I don't have mine yet so can't say for sure but I believe you can enable (if it is not enabled by default) an option which switches to phone mode, just by rotating the phone into portrait position. I've seen much mention of this elsewhere - unless it has been removed from final release it should provide a handy way to access the phone features for now :)

I was an avid user of the N800 for a while, as paired with a bluetooth keyboard it was an amazingly viable travel computer. However, I do find it worrying that so much of the software that Nokia provides for the N900 is "extra" or, even worse, requires dev-level nerdery. It makes me think that there will be a lot of rough edges for anybody trying to use the device in a day-to-day user mode, as you found with the phone call widget.

I'd really like to see your review of the device after a month, and how it compares to other smart phones that you've used.

@SToP GAP That worked! But, only if you rotate the phone in one direction. It then takes you to the phone and a list of recent calls rather than the dial pad, which is good enough. Thanks for letting me know, as I've always said, blogs are information magnets!

@John I'm looking forward to being able to use my 3UK SIM in the device then I will be able to use it for calls. I have a weak signal where I live too (although 3 are doing work in Milton Keynes soon to upgrade) so this is an issue for me too. As well as rotating the device, you can also add a button to the home screen that will take you to the phone. I'll have to gather up all of the points from the comments on this post and revisit them in a few weeks once I am used to the N900.

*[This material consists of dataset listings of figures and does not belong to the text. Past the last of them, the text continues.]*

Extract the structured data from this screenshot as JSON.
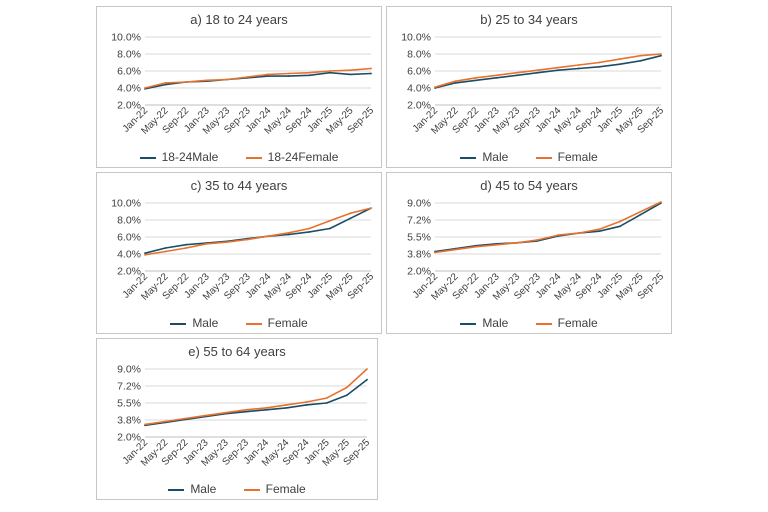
{
  "colors": {
    "male": "#1a4e66",
    "female": "#e7722e",
    "grid": "#d9d9d9",
    "axis": "#bfbfbf"
  },
  "chart_data": [
    {
      "type": "line",
      "title": "a) 18 to 24 years",
      "x": [
        "Jan-22",
        "May-22",
        "Sep-22",
        "Jan-23",
        "May-23",
        "Sep-23",
        "Jan-24",
        "May-24",
        "Sep-24",
        "Jan-25",
        "May-25",
        "Sep-25"
      ],
      "yticks": [
        "2.0%",
        "4.0%",
        "6.0%",
        "8.0%",
        "10.0%"
      ],
      "ylim": [
        2.0,
        10.0
      ],
      "series": [
        {
          "name": "18-24Male",
          "values": [
            3.9,
            4.4,
            4.7,
            4.8,
            5.0,
            5.2,
            5.4,
            5.4,
            5.5,
            5.8,
            5.6,
            5.7
          ]
        },
        {
          "name": "18-24Female",
          "values": [
            4.0,
            4.6,
            4.7,
            4.9,
            5.0,
            5.3,
            5.6,
            5.7,
            5.8,
            6.0,
            6.1,
            6.3
          ]
        }
      ]
    },
    {
      "type": "line",
      "title": "b) 25 to 34 years",
      "x": [
        "Jan-22",
        "May-22",
        "Sep-22",
        "Jan-23",
        "May-23",
        "Sep-23",
        "Jan-24",
        "May-24",
        "Sep-24",
        "Jan-25",
        "May-25",
        "Sep-25"
      ],
      "yticks": [
        "2.0%",
        "4.0%",
        "6.0%",
        "8.0%",
        "10.0%"
      ],
      "ylim": [
        2.0,
        10.0
      ],
      "series": [
        {
          "name": "Male",
          "values": [
            4.0,
            4.6,
            4.9,
            5.2,
            5.5,
            5.8,
            6.1,
            6.3,
            6.5,
            6.8,
            7.2,
            7.8
          ]
        },
        {
          "name": "Female",
          "values": [
            4.1,
            4.8,
            5.2,
            5.5,
            5.8,
            6.1,
            6.4,
            6.7,
            7.0,
            7.4,
            7.8,
            8.0
          ]
        }
      ]
    },
    {
      "type": "line",
      "title": "c) 35 to 44 years",
      "x": [
        "Jan-22",
        "May-22",
        "Sep-22",
        "Jan-23",
        "May-23",
        "Sep-23",
        "Jan-24",
        "May-24",
        "Sep-24",
        "Jan-25",
        "May-25",
        "Sep-25"
      ],
      "yticks": [
        "2.0%",
        "4.0%",
        "6.0%",
        "8.0%",
        "10.0%"
      ],
      "ylim": [
        2.0,
        10.0
      ],
      "series": [
        {
          "name": "Male",
          "values": [
            4.1,
            4.7,
            5.1,
            5.3,
            5.5,
            5.8,
            6.1,
            6.3,
            6.6,
            7.0,
            8.2,
            9.4
          ]
        },
        {
          "name": "Female",
          "values": [
            3.9,
            4.3,
            4.7,
            5.2,
            5.4,
            5.7,
            6.1,
            6.5,
            7.0,
            7.9,
            8.8,
            9.4
          ]
        }
      ]
    },
    {
      "type": "line",
      "title": "d) 45 to 54 years",
      "x": [
        "Jan-22",
        "May-22",
        "Sep-22",
        "Jan-23",
        "May-23",
        "Sep-23",
        "Jan-24",
        "May-24",
        "Sep-24",
        "Jan-25",
        "May-25",
        "Sep-25"
      ],
      "yticks": [
        "2.0%",
        "3.8%",
        "5.5%",
        "7.2%",
        "9.0%"
      ],
      "ylim": [
        2.0,
        9.0
      ],
      "series": [
        {
          "name": "Male",
          "values": [
            4.0,
            4.3,
            4.6,
            4.8,
            4.9,
            5.1,
            5.6,
            5.9,
            6.1,
            6.6,
            7.8,
            9.0
          ]
        },
        {
          "name": "Female",
          "values": [
            3.9,
            4.2,
            4.5,
            4.7,
            4.9,
            5.2,
            5.7,
            5.9,
            6.3,
            7.1,
            8.1,
            9.1
          ]
        }
      ]
    },
    {
      "type": "line",
      "title": "e) 55 to 64 years",
      "x": [
        "Jan-22",
        "May-22",
        "Sep-22",
        "Jan-23",
        "May-23",
        "Sep-23",
        "Jan-24",
        "May-24",
        "Sep-24",
        "Jan-25",
        "May-25",
        "Sep-25"
      ],
      "yticks": [
        "2.0%",
        "3.8%",
        "5.5%",
        "7.2%",
        "9.0%"
      ],
      "ylim": [
        2.0,
        9.0
      ],
      "series": [
        {
          "name": "Male",
          "values": [
            3.2,
            3.5,
            3.8,
            4.1,
            4.4,
            4.6,
            4.8,
            5.0,
            5.3,
            5.5,
            6.3,
            7.9
          ]
        },
        {
          "name": "Female",
          "values": [
            3.3,
            3.6,
            3.9,
            4.2,
            4.5,
            4.8,
            5.0,
            5.3,
            5.6,
            6.0,
            7.1,
            9.0
          ]
        }
      ]
    }
  ]
}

I do hope you will post regular updates on your experience with the N900, rough and smooth. I've noted similar interests in tech "toys" - eee PCs, Acer Revo with Ubuntu and Nokia Maemo based tech.

Having owned an N800 for over two years I have found it to be somewhat frustrating - it had promise but that was never brought to fruition. My N800 serves now as an FM & Internet radio plus a media/what's playing browser for Internet Radio & iTunes/Signal remote. It's a bit limited for the latter as the browser doesn't do implement certain HTML [meta http-equiv="refresh"] very well (I think it goes to sleep for power conservation before the refresh period expires).

I'd really like to see Nokia & the N900 do well but the N900 has to be near faultless at what it does & key to that is to decide what it must do. My experience with the N800 was that it tried to do everything but didn't get near even a 60:40 success rate on anything.

However, I am tempted to order one and give it the 10 days I'm allowed by distance selling regs, to test drive it. Maybe you'd consider some test cases to evaluate on behalf of your readers?